The U.S. one should remember is the only major developed nation to have refused to sign the Kyoto Accords, and to have, under the Bush administration, down everything it could to avoid, evade, and deflect scientific analysis and understanding of the whole issue of global warming.

In the musical South Pacific, one of the best songs deals with racism: "you've got to be taught to hate. you've got to be carefully taught" One might say as the Bush's people trudge off to Bali that the Bush administration's motto really is, "the people have got to be taught to be stupid. they've got to be carefully taught."

Rachendra Pachauri, leader of the United Nations Intergovernmental Panel on Climate Change, which won the Nobel Prize this year along with Al Gore (who really won the presidency of the U.S. in 2000 only to have the election stolen from him) for its contributions to to environmental protection, issued a challenge to the U.S. by saying that "the science is very clear, It is loud and incontrovertible....the time for contemplation and vacillation is over. Let's move on and that's the decision we hope to get in Bali." Pachauri went on to say that the developed nation have no moral right to lecture or dictate to the developing nations (another dig at the Bush administration) but rather should take the lead in both addressing their own huge crisis through regulation and working to assist the developing nations in finding regulatory solutions to their crisis.
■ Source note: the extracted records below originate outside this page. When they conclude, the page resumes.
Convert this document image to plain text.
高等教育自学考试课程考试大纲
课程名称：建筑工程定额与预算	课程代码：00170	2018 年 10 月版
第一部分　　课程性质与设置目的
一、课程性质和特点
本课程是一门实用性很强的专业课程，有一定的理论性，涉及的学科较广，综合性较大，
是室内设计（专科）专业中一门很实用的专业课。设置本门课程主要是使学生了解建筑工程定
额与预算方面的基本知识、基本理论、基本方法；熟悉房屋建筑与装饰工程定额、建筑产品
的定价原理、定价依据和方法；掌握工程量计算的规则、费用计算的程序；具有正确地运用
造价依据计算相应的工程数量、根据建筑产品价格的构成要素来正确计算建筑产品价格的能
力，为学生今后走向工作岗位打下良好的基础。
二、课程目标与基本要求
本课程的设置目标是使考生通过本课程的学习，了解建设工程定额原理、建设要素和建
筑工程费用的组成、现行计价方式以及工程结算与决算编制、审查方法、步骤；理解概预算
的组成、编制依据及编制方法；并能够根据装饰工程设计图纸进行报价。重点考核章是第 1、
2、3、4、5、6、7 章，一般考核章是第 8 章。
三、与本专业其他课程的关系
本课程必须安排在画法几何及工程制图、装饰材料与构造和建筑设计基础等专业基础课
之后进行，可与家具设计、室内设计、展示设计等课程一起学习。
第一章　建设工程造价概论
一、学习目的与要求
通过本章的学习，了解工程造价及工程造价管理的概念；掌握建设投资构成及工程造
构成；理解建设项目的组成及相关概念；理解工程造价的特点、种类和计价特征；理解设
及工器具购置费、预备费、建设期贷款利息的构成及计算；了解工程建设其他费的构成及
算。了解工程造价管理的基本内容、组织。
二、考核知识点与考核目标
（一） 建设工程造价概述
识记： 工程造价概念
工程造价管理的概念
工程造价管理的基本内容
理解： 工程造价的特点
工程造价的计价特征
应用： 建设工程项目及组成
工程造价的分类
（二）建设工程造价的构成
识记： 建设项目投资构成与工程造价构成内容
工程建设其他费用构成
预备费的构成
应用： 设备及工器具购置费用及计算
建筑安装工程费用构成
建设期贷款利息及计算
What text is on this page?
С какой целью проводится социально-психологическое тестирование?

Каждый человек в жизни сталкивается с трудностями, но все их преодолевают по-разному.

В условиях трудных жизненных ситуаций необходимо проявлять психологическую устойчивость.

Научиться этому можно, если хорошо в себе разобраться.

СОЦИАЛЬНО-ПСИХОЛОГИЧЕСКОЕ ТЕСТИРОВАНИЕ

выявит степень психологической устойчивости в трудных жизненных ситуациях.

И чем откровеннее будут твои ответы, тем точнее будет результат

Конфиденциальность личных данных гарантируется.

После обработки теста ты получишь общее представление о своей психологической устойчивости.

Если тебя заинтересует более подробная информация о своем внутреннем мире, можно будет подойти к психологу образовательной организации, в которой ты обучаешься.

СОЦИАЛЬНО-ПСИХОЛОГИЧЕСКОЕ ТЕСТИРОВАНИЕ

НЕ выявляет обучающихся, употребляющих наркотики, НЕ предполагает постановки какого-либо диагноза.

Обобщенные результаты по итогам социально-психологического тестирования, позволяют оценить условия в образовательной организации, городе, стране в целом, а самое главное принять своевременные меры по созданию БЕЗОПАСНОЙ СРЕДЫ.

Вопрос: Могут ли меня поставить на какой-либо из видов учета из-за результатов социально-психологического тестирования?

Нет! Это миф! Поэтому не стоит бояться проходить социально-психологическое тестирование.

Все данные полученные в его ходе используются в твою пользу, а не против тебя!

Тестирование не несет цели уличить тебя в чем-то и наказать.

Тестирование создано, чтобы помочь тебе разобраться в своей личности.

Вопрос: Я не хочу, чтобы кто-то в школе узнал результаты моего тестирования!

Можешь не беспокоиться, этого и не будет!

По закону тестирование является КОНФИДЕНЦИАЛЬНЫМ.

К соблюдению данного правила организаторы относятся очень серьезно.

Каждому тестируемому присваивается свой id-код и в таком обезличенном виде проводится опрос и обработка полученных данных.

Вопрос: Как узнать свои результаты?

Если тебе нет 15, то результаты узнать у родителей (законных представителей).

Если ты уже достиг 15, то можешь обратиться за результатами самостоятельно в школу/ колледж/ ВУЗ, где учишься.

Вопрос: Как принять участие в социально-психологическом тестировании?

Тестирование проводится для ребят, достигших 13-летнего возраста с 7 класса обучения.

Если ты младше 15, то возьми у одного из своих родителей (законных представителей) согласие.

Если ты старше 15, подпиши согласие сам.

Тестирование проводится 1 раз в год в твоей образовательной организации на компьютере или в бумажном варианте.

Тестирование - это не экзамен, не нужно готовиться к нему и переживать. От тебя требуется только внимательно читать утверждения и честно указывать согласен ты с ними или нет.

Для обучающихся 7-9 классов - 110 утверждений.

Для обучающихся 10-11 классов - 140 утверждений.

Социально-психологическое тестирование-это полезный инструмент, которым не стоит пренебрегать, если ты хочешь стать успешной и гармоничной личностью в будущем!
Pachauri concluded by saying from Oslo to those who were attending the Bali meeting: "Please listen to the voice of science." Not to do so would be to face destructive climate change which would be "abrupt and irreversible."

The Kyoto Accords which the U.S. never signed will run out in 20012. Many regard the whole U.S. maneuver which has led to Bali as an attempt to bury any serious global policy to deal with global warming, of which Kyoto can be seen as a beginning. Al Gore will be accepting his Nobel Prize tomorrow. Although he is not a candidate for president at this time, there is no American in a position to undo the damage that the Bush administration has done to global environmentalism than Al Gore, no other American with the knowledge and global respect to make the United States the leader in the movement against global warming, not the major international obstacle to that movement.

As someone who voted for Ralph Nader in 2000 and lived to regret it, I would love to make up for my mistake (which since I didn't live in Florida wasn't as bad as it could have been) by voting for Al Gore in 2008. That probably won't happen, but whomever the Democratic party does nominate for president, reversing the Bush administration's incredibly destructive do nothing policy on the issue of global warming will have to be a high priority.